A lack of comprehensive mapping of ganglionic inputs into the pancreas and of technology for the modulation of the activity of specific pancreatic nerves has hindered the study of how they regulate metabolic processes. Here we show that the pancreas-innervating neurons in sympathetic, parasympathetic and sensory ganglia can be mapped in detail by using tissue clearing and retrograde tracing (the tracing of neural connections from the synapse to the cell body), and that genetic payloads can be delivered via intrapancreatic injection to target sites in efferent pancreatic nerves in live mice through optimized adeno-associated viruses and neural-tissue-specific promoters. We also show that, in male mice, the targeted activation of parasympathetic cholinergic intrapancreatic ganglia and neurons doubled plasma-insulin levels and improved glucose tolerance, and that tolerance was impaired by stimulating pancreas-projecting sympathetic neurons. The ability to map the peripheral ganglia innervating the pancreas and to deliver transgenes to specific pancreas-projecting neurons will facilitate the examination of ganglionic inputs and the study of the roles of pancreatic efferent innervation in glucose metabolism.

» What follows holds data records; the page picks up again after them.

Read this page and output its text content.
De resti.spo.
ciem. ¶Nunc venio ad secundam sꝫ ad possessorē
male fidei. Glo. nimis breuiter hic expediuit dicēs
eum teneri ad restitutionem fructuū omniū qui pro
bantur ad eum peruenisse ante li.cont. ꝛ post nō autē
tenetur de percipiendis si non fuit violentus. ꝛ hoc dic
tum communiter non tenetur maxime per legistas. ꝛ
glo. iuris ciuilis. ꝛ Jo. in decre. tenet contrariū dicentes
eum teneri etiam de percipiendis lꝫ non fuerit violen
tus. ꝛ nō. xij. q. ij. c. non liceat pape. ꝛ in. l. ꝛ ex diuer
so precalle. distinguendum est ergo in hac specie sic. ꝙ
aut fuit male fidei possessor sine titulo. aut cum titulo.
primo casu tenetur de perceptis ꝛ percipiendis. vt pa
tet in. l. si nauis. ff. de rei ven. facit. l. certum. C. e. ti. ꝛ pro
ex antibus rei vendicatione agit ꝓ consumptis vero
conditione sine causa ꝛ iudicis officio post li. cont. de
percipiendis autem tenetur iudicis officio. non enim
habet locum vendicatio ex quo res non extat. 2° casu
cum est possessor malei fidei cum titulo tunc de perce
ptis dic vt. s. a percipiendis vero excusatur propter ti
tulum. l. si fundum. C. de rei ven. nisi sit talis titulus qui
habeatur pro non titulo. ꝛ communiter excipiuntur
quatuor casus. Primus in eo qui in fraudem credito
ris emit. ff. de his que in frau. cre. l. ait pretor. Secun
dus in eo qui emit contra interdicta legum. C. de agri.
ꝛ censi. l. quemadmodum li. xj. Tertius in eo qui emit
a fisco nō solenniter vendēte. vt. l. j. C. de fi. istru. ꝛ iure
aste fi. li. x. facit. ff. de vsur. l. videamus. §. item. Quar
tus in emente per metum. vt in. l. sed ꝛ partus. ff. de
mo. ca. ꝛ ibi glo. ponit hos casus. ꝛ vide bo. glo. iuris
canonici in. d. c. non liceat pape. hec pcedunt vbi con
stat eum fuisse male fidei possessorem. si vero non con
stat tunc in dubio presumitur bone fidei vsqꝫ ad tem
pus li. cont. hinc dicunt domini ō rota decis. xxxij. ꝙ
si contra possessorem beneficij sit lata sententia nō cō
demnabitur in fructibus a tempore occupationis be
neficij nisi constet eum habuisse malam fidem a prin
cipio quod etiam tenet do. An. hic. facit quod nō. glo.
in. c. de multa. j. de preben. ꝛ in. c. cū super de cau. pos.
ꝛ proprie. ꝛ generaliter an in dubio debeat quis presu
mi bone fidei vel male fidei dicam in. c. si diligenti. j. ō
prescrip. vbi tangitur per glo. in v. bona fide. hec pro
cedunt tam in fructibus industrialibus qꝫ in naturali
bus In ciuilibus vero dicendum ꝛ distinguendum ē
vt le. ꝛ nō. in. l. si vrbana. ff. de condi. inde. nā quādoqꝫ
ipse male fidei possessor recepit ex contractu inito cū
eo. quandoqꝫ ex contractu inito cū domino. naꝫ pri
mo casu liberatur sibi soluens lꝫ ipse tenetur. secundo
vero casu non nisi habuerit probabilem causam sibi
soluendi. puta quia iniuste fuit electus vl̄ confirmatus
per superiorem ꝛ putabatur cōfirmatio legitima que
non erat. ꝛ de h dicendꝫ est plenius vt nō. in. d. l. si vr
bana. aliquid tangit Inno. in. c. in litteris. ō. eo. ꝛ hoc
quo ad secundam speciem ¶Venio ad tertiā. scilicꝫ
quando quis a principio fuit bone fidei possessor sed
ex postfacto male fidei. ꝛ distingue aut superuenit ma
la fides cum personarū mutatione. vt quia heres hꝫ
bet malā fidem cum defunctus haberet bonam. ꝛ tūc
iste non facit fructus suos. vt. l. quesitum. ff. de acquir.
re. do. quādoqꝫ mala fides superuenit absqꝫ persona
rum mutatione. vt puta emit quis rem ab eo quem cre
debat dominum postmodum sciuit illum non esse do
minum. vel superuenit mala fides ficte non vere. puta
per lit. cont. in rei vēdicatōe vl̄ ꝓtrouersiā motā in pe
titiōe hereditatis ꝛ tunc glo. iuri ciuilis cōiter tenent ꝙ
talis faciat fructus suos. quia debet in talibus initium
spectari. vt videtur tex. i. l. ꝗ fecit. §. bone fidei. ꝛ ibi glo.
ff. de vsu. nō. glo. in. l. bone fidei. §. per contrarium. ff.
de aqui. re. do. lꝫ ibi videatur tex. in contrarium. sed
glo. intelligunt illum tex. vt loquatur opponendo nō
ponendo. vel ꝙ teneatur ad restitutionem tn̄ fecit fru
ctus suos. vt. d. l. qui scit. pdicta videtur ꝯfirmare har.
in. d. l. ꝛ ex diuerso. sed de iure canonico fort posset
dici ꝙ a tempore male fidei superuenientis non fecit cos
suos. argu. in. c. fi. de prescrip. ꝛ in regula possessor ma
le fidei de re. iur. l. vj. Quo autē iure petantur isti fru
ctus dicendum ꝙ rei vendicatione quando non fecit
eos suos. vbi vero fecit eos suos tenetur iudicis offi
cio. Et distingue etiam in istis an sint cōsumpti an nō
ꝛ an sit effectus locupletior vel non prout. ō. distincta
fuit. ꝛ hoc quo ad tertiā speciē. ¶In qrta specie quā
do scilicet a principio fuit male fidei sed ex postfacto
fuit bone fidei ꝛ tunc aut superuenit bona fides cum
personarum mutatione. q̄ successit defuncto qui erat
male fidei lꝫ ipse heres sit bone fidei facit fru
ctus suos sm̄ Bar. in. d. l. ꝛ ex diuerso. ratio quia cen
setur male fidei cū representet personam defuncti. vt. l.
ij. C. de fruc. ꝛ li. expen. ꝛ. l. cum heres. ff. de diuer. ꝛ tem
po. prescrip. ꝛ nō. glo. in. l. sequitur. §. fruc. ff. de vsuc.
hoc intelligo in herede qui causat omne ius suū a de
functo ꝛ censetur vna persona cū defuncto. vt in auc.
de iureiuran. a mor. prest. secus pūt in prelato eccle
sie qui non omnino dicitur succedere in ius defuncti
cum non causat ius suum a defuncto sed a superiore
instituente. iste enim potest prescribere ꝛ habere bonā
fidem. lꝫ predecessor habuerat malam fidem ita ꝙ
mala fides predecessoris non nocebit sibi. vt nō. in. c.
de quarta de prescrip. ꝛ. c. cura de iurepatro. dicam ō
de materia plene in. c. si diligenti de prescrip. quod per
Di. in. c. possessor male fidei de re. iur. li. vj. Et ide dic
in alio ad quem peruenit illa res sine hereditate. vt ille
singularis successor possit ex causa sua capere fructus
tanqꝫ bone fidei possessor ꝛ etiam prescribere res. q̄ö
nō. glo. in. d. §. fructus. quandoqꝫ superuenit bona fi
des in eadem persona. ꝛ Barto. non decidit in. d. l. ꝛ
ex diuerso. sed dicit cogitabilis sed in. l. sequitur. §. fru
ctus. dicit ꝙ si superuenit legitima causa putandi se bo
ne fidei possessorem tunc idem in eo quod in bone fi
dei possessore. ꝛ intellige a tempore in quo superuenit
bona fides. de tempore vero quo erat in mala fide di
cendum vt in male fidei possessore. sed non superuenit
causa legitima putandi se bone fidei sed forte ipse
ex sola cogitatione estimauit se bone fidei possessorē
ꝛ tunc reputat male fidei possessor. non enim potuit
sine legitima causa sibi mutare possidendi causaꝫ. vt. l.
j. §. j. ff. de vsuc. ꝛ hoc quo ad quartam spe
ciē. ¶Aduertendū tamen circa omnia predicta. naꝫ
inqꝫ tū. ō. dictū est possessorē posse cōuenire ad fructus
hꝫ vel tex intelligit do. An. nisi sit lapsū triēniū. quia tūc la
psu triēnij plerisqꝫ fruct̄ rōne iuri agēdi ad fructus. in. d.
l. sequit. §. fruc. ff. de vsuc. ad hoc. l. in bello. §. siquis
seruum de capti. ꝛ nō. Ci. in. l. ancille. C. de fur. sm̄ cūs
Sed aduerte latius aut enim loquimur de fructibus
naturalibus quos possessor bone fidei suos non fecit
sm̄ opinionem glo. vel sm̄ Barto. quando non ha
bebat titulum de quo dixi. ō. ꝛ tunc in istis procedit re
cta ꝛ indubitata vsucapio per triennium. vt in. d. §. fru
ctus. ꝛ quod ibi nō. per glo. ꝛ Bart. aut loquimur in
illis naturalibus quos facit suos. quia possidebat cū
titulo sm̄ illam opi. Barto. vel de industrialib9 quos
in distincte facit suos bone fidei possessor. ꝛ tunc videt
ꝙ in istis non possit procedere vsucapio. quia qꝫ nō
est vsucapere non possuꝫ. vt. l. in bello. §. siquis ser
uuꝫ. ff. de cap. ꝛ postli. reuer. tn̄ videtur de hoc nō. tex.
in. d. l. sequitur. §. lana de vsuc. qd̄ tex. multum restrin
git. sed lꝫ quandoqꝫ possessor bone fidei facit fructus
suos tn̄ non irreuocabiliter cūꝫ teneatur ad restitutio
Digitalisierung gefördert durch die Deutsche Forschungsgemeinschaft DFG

由于缺乏对胰腺神经节输入的全面定位以及调节特定胰腺神经活动的技术，阻碍了对它们如何调节代谢过程的研究。在这里，我们展示了通过使用组织清除和逆行追踪（追踪从突触到细胞体的神经连接）可以详细绘制交感神经节、副交感神经节和感觉神经节中的胰腺神经元，并且可以传递遗传有效负载通过优化的腺相关病毒和神经组织特异性启动子，将其胰内注射到活体小鼠传出胰神经的靶位点。我们还发现，在雄性小鼠中，靶向激活胰内副交感胆碱能神经节和神经元使血浆胰岛素水平加倍并改善葡萄糖耐量，而刺激胰腺投射交感神经元会损害耐量。绘制支配胰腺的外周神经节并将转基因传递到特定的胰腺投射神经元的能力将有助于检查神经节输入和研究胰腺传出神经支配在葡萄糖代谢中的作用。